À partir de 1977, Enrique Brinkmann abandonne progressivement le répertoire fantastique. Sa réflexion sur la forme se tourne résolument vers l’abstraction. Les portraits deviennent de plus en plus abstraits, géométrisés, quelques formes sont encore identifiables – d’après les titres en tous cas…
Ce cheminement vers l’abstrait culmine à partir des années 1990 avec une nouvelle série de toiles spectaculaires, à l’atmosphère très différente des précédentes. La peinture devient expression des origines, élévation spirituelle : les titres référentiels disparaissent, la figuration laisse place à la pure abstraction, les couleurs s’éclaircissent, s’apaisent et se font aériennes.
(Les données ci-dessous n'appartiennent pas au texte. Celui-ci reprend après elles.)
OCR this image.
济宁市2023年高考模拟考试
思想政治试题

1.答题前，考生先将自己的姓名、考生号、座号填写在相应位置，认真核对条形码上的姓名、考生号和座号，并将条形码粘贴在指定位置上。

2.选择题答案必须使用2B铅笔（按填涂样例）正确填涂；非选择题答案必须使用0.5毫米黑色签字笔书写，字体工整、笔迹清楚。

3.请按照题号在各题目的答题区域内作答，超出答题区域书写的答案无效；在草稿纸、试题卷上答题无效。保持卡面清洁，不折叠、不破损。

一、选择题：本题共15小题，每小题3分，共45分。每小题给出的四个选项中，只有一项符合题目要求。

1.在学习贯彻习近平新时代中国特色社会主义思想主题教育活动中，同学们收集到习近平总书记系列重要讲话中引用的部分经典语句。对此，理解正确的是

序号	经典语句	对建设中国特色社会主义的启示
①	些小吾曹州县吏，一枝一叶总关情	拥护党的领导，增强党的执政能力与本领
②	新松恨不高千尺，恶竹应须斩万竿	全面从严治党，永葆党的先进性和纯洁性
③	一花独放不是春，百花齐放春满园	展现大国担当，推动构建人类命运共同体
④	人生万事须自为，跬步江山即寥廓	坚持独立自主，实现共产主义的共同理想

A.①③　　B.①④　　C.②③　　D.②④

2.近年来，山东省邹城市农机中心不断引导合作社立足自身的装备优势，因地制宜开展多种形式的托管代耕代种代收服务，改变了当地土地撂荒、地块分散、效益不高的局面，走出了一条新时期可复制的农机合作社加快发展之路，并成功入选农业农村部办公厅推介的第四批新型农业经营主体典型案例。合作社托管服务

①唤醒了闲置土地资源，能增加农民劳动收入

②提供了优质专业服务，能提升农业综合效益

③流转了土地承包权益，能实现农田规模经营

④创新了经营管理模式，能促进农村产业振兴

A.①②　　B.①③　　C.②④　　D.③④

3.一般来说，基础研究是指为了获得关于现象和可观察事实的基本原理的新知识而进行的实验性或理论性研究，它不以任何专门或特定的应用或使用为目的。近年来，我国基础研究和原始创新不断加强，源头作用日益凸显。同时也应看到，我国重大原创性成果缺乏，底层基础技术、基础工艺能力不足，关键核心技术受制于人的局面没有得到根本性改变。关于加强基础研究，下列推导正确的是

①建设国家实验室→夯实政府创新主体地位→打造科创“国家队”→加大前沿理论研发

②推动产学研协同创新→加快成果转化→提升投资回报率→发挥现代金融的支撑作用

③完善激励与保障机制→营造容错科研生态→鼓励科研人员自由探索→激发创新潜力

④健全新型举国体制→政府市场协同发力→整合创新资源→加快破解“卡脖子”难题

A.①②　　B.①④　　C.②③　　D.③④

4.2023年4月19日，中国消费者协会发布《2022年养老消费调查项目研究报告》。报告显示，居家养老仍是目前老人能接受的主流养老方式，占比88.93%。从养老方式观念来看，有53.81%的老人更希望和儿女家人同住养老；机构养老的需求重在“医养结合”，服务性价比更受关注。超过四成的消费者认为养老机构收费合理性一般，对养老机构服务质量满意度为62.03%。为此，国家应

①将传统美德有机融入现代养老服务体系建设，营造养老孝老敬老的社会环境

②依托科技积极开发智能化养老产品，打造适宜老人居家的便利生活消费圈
Le corps est présent mais indirectement, sous des formes abstraites et géométriques (Salto neuronal) : de la chair à l’esprit. Par la réduction de la figuration à des formes mathématiques minimales (points, lignes, formes et taches), Enrique Brinkmann propose une poésie lumineuse des connexions, réseaux et filaments sur fond clair, tel un simple dépôt sur une vitre de fenêtre – ou de laboratoire. Recherche qui est prolongée par l’utilisation de nouveaux matériaux qui viennent faire exploser le support pictural : grilles, verre, fils de fer… Pour Enrique Brinkmann, il s’agit alors de « créer de l’air entre le mur et le plan pictural », se rapprochant ici de l’arte povera et des recherches contemporaines de certains peintres catalans (Antoni Tápies ou Manolo Millares notamment). La réflexion minimale sur la ligne et les points s’accompagne alors d’un nouveau médium et d’une nouvelle dimension : le relief.